Una niña de zona popular se interpuso en mi camino; una niña de 15 años con muchos sueños, metas y ciertas limitaciones; quizá ella pensó durante muchos meses que yo le estaba enseñando muchas cosas para su crecimiento profesional, sin embargo, fue ella la que me enseñó que dichas "limitaciones" son sólo 12 letras que pueden quebrarse. Esa niña creció sin su madre; su abuela la crió a ella y a sus 4 hermanastros; desde temprana edad trabaja y aunado a ello, posee buenas notas en el Liceo.
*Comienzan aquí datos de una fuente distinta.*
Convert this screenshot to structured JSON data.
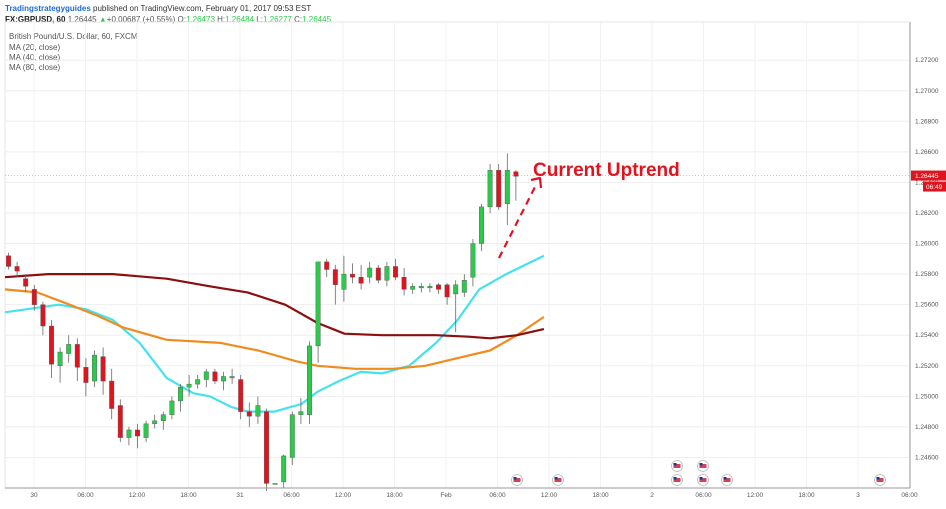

Un día de mediados de enero me avisó que pronto cumplía años; soy de esas personas que me cuesta recordarlos, pero, curiosamente dicha fecha se presentó y tuve la oportunidad de poder regalarle un dulce, quizá pensé que la niña merecía algo más, algo que representara la admiración que sentía por ella. En la noche, recibí un mensaje suyo, diciéndome que se encontraba muy agradecida por el regalo de cumpleaños que le había hecho; me dijo que sólo 2 personas le habían regalado algo porque su abuela no tenía el dinero para hacerlo. Mi corazón sinceramente en esos momentos se quebró, no por el hecho de saber que le había hecho un bien a la niña, sino porque estaba consciente de que muchos no habían recordado su cumpleaños; recordé que pocas veces en mi vida, he valorado esos momentos tan particulares y emblemáticos. Mañana no sabes si mamá o papá partirán, pasado mañana no sabrás si estarás vivo, dentro de un año no tendrás ni idea de los proyectos que pudiste haber alcanzado si en realidad demostrabas dedicación. Duele mucho saber, que en reiteradas veces, no se ha valorado lo suficiente, sólo por no saber lo maravilloso que significa lo más cotidiano de nuestras vidas.